The High Price Of Our Culpable Inaction
By Kishali Pinto-Jayawardena -August 12, 2012
Public debate is rife with heated opinions in regard to the virtual breakdown of the law and order process in Sri Lanka. The government continues to deny that there is a steep rise in crime and quite absurdly blames the media for reporting on crime. The root causes for this deterioration in law and order, namely the involvement of politicians from the highest to the lowest level in the underworld and the nefarious activities of corrupt police officers, are however glibly passed over.
The public right to know
This week, we hear the frightening story of an organized gang which had abducted an employee of a business establishment in Colombo and kept him in unlawful detention for three days in order to torture him. This treatment was for the alleged stealing of the owner’s wife’s necklace. After the detention and torture, when nothing was disclosed presumably because he did not in fact steal the necklace, he was released and severely warned not to complain. A local government politician was a member of that gang. In what seems to be a welcome contrast to the ordinary story of impunity, the Colombo Crimes Division had made some arrests this week and other arrests, including that of the local government politician were pending (Island, August 7th 2012). Let us see however whether the arrests would lead to concrete consequences in terms of the law.

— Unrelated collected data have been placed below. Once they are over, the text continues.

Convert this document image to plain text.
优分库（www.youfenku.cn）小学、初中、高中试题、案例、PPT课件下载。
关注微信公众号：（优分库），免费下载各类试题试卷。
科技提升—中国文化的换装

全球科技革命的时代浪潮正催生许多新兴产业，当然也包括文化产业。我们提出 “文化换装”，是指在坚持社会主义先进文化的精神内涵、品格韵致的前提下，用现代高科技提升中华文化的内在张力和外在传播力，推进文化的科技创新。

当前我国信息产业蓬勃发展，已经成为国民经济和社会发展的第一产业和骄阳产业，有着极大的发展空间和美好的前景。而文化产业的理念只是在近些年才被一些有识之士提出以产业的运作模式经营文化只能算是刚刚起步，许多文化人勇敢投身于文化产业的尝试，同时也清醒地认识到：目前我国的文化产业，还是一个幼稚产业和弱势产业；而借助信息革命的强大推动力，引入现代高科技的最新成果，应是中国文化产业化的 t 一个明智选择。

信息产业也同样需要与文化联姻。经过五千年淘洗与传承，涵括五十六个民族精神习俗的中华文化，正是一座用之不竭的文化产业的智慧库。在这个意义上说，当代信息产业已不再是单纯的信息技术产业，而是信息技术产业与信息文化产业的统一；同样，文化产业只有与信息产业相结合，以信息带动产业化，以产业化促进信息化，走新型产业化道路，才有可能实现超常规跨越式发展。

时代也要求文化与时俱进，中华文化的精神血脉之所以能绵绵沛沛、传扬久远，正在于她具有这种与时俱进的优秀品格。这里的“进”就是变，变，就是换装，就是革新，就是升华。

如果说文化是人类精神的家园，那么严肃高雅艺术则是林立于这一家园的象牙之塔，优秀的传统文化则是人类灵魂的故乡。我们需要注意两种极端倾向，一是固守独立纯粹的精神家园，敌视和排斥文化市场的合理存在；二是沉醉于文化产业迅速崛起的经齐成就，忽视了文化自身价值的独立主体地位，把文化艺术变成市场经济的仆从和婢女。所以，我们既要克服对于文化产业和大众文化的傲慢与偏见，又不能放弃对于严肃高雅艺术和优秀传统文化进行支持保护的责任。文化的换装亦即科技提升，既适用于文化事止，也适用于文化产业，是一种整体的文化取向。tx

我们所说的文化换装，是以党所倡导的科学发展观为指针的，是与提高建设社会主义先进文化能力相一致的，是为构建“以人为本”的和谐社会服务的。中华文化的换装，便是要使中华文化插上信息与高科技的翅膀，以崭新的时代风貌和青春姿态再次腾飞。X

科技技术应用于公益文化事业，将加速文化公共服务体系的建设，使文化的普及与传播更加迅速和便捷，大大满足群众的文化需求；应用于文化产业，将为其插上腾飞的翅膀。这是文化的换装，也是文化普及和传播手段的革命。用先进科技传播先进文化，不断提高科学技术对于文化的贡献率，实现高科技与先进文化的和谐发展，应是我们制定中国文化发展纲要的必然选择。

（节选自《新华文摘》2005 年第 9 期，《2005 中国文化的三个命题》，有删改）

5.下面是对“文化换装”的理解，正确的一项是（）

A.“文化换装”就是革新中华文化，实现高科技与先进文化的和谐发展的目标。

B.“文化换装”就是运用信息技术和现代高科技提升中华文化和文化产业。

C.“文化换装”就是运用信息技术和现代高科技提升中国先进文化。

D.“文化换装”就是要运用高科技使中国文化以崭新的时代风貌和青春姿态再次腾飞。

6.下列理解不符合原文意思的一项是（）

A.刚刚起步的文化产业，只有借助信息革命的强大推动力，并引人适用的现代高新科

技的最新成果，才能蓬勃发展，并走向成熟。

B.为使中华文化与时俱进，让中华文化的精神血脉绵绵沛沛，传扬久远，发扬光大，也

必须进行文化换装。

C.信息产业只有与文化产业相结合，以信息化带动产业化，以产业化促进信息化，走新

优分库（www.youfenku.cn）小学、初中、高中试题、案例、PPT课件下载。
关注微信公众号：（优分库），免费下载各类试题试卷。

We would like to know meanwhile the exact punishment meted out to the Chairman (past? present?) of the Tangalle local authority accused of wantonly killing a British tourist in December last year and of raping his Russian girlfriend? Letters have been put into the public domain where the removal of this character (now apparently out on bail) from party positions and official posts was thereafter revoked. Is this the actual position or not? The public deserves to know.